Posted on Tuesday, December 18 2018 @ 14:10:20 CET by


MSFT logo
In a post on Hacker News, former Microsoft Edge engineering intern Joshua Bakita claims Google is the reason why Microsoft is switching to Chromium. The developer claims the search giant kept making continuous changes to its web apps, causing them to break support with other browsers:
"For example, they may start integrating technologies for which they have exclusive, or at least 'special' access. Can you imagine if all of a sudden Google apps start performing better than anyone else's?"

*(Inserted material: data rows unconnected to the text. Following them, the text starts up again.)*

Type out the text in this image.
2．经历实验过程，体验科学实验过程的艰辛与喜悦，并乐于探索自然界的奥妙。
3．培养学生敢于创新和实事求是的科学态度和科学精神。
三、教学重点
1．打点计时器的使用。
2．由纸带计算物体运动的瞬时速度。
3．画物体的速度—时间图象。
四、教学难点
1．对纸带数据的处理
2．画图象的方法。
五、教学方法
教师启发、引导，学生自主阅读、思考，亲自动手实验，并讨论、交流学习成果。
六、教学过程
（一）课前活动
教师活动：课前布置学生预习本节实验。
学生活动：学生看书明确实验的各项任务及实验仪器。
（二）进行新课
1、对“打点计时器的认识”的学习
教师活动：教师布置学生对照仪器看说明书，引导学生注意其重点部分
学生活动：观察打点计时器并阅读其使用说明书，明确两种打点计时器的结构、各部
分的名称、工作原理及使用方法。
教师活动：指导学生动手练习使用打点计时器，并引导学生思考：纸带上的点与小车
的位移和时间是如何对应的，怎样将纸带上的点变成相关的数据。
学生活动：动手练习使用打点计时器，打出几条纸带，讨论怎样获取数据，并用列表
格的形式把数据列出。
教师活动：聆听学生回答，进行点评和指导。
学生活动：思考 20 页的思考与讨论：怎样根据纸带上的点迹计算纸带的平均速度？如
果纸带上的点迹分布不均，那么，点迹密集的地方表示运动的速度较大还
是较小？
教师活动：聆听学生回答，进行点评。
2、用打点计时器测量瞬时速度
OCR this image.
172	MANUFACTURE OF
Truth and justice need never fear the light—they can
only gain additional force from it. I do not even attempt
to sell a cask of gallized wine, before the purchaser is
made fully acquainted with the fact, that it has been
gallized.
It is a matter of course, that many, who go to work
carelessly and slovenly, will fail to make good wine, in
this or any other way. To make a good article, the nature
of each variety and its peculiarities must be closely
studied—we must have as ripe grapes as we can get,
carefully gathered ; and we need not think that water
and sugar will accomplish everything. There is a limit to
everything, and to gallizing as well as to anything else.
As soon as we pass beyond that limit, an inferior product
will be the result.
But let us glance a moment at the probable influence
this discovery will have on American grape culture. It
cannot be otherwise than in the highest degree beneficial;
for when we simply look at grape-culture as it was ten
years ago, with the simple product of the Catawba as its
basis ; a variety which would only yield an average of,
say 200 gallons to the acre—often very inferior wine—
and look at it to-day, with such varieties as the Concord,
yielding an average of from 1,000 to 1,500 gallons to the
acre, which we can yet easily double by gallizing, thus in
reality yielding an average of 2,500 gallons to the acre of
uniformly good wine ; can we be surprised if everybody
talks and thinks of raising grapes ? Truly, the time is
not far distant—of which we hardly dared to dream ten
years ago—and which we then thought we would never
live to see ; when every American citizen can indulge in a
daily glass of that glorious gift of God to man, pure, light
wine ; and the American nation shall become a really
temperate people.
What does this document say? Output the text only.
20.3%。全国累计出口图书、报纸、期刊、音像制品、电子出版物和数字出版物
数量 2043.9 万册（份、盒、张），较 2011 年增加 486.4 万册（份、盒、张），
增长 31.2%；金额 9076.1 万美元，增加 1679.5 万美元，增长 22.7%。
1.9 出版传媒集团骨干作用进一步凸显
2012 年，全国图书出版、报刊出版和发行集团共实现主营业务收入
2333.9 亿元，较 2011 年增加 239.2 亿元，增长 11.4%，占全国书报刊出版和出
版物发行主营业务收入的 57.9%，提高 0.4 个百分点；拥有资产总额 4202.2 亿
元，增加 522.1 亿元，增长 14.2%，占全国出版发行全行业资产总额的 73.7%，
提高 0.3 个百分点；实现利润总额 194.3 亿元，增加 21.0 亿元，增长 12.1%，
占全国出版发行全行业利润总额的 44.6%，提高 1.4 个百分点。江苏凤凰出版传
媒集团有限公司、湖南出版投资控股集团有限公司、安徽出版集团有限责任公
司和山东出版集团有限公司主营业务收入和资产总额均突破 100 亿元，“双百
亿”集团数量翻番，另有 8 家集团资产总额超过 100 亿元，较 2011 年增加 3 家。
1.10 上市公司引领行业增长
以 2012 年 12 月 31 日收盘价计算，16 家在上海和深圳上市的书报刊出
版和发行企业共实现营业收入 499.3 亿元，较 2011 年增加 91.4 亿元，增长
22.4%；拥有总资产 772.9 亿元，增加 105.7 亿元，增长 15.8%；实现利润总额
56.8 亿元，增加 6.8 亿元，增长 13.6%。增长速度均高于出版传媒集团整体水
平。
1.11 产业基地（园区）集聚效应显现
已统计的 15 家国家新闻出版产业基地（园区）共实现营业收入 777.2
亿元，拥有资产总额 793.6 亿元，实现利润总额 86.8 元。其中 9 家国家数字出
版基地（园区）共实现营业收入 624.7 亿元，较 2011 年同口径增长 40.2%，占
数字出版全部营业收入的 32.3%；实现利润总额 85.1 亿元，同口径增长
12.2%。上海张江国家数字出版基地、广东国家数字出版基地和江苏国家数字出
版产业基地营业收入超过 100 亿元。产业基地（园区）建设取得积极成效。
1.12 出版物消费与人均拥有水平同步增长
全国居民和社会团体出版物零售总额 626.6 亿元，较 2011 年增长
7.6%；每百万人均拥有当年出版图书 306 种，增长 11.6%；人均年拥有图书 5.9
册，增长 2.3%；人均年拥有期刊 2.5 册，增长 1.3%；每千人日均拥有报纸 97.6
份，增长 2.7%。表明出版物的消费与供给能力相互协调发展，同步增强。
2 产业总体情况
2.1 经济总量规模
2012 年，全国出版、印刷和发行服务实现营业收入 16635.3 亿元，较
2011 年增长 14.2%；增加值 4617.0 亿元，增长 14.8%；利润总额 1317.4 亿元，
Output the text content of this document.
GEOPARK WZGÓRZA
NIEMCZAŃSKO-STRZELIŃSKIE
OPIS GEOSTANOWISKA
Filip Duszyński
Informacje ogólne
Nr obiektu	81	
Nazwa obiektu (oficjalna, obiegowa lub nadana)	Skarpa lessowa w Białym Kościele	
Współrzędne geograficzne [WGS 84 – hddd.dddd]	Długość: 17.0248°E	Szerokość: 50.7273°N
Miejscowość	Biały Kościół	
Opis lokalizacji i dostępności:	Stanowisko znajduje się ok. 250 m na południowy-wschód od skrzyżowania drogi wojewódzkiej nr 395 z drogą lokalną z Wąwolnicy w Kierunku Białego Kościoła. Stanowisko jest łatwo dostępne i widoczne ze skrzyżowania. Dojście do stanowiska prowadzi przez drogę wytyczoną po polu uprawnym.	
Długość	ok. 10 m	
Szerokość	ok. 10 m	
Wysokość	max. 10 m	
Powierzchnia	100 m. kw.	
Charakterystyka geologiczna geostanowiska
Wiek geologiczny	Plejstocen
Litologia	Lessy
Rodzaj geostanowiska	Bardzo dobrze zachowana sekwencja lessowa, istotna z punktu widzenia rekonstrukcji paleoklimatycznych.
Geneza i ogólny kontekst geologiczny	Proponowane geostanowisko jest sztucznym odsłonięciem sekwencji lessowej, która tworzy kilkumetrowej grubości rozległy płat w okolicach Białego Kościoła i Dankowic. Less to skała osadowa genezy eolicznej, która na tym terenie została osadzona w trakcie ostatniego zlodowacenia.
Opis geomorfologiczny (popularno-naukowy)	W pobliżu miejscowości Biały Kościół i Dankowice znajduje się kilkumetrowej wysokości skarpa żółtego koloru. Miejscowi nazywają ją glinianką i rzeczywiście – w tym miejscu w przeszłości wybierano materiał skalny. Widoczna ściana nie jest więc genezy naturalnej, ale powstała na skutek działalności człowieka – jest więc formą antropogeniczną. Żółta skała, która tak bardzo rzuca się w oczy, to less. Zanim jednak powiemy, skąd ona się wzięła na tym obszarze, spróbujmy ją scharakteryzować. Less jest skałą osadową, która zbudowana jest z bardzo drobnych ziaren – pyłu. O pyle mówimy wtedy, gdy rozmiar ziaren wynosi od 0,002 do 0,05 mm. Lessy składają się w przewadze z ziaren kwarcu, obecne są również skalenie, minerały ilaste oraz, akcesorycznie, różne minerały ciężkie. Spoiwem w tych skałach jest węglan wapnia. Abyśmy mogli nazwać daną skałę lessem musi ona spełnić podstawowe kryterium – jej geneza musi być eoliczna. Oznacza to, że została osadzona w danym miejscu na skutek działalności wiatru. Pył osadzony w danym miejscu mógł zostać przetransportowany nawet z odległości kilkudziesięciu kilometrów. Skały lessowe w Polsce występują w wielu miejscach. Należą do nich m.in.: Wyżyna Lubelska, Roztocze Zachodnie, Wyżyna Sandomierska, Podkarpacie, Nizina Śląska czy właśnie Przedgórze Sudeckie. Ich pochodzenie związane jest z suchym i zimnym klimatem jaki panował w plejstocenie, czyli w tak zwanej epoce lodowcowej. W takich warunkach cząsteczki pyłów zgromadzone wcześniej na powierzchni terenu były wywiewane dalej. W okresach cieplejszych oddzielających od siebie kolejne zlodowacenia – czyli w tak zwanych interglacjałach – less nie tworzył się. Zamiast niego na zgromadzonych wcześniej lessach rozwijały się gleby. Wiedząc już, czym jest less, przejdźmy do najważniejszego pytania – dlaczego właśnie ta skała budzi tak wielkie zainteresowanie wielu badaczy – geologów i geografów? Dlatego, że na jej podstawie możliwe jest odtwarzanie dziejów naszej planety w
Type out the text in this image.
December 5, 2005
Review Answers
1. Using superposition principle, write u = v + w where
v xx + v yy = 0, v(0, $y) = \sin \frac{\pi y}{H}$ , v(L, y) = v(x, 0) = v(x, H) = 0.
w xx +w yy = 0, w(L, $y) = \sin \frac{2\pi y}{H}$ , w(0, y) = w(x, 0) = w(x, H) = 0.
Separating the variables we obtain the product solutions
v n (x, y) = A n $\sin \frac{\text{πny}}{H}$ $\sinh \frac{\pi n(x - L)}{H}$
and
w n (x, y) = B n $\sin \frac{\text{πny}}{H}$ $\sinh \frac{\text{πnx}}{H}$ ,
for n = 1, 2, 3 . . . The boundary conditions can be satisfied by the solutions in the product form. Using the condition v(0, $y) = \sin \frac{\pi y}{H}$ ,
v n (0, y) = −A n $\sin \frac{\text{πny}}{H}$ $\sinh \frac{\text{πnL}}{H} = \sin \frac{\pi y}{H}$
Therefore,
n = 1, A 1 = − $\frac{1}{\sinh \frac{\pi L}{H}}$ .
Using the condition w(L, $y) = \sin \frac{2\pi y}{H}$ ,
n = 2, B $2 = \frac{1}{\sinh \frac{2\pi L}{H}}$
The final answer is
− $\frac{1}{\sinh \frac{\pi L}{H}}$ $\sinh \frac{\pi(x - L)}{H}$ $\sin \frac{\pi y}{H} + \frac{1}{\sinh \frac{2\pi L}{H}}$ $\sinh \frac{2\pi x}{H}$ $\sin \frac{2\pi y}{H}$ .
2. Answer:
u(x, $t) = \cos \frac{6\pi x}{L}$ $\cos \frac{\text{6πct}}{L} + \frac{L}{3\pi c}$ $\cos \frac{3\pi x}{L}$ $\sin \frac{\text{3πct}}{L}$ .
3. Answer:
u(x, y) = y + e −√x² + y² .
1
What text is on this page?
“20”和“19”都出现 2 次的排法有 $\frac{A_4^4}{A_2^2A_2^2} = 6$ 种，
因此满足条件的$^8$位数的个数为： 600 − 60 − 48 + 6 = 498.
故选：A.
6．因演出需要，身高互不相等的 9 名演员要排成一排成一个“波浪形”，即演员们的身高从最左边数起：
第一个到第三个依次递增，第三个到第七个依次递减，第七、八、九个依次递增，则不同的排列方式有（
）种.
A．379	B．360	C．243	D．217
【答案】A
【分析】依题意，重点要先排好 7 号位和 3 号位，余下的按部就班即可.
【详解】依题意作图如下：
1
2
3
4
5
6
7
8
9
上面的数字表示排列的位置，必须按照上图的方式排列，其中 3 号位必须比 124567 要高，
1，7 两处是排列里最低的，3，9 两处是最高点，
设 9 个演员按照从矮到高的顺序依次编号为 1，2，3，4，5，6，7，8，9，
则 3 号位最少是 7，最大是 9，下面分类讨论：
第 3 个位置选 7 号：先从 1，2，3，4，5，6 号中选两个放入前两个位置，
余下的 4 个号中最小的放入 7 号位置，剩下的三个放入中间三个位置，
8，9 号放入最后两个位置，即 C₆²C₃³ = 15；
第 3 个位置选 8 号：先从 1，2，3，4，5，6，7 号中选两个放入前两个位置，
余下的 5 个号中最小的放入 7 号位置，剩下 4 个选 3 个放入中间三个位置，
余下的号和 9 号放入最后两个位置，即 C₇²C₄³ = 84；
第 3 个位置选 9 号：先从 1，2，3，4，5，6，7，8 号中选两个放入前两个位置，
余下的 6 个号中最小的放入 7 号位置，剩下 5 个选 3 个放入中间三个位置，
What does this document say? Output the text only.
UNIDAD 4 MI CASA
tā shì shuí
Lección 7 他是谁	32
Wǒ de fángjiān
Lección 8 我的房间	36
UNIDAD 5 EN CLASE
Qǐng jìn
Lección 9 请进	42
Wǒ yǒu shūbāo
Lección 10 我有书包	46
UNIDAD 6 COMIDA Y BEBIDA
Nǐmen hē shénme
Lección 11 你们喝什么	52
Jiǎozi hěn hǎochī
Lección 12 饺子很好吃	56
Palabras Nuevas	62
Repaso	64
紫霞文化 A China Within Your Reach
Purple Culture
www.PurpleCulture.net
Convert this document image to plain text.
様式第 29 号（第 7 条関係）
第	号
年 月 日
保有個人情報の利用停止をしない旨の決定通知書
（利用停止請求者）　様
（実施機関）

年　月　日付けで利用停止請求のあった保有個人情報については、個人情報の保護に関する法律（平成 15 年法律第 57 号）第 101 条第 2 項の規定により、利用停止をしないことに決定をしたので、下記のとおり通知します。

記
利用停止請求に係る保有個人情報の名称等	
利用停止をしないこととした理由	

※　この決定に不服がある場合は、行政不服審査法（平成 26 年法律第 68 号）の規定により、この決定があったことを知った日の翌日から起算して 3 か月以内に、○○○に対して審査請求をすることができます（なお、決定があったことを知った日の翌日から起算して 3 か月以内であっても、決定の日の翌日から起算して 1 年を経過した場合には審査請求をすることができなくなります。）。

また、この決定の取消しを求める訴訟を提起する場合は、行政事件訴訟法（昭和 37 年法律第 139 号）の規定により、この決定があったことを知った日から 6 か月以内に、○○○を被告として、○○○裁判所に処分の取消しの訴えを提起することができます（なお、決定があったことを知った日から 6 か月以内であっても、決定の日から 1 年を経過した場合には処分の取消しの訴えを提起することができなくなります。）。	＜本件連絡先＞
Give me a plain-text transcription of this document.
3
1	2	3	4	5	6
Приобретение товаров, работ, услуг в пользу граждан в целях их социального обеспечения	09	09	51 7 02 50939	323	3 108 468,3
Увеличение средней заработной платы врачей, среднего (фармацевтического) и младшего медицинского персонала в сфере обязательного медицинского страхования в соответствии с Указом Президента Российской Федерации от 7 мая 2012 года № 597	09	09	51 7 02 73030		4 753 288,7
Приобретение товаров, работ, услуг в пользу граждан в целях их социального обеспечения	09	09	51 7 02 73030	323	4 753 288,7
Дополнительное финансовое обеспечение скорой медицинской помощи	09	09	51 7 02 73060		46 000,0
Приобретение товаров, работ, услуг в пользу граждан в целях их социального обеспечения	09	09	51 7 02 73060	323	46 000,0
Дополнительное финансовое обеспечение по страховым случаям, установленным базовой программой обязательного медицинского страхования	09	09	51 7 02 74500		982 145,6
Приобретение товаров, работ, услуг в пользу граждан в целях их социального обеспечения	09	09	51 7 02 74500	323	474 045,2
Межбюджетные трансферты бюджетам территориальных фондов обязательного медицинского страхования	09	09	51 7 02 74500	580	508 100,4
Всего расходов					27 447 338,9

This is already happening. I very recently worked on the Edge team, and one of the reasons we decided to end EdgeHTML was because Google kept making changes to its sites that broke other browsers, and we couldn't keep up. For example, they recently added a hidden empty div over YouTube videos that causes our hardware acceleration fast-path to bail (should now be fixed in Win10 Oct update). Prior to that, our fairly state-of-the-art video acceleration put us well ahead of Chrome on video playback time on battery, but almost the instant they broke things on YouTube, they started advertising Chrome's dominance over Edge on video-watching battery life. What makes it so sad, is that their claimed dominance was not due to ingenious optimization work by Chrome, but due to a failure of YouTube. On the whole, they only made the web slower.

Now while I'm not sure I'm convinced that YouTube was changed intentionally to slow Edge, many of my co-workers are quite convinced - and they're the ones who looked into it personally. To add to this all, when we asked, YouTube turned down our request to remove the hidden empty div and did not elaborate further.

And this is only one case.
Part of the reason why Microsoft couldn't keep up is because the software giant tied the Edge feature update cycle to the release of Windows 10 feature updates. This will change with the introduction of the Chromium-based version of Edge, which will receive more frequent feature updates.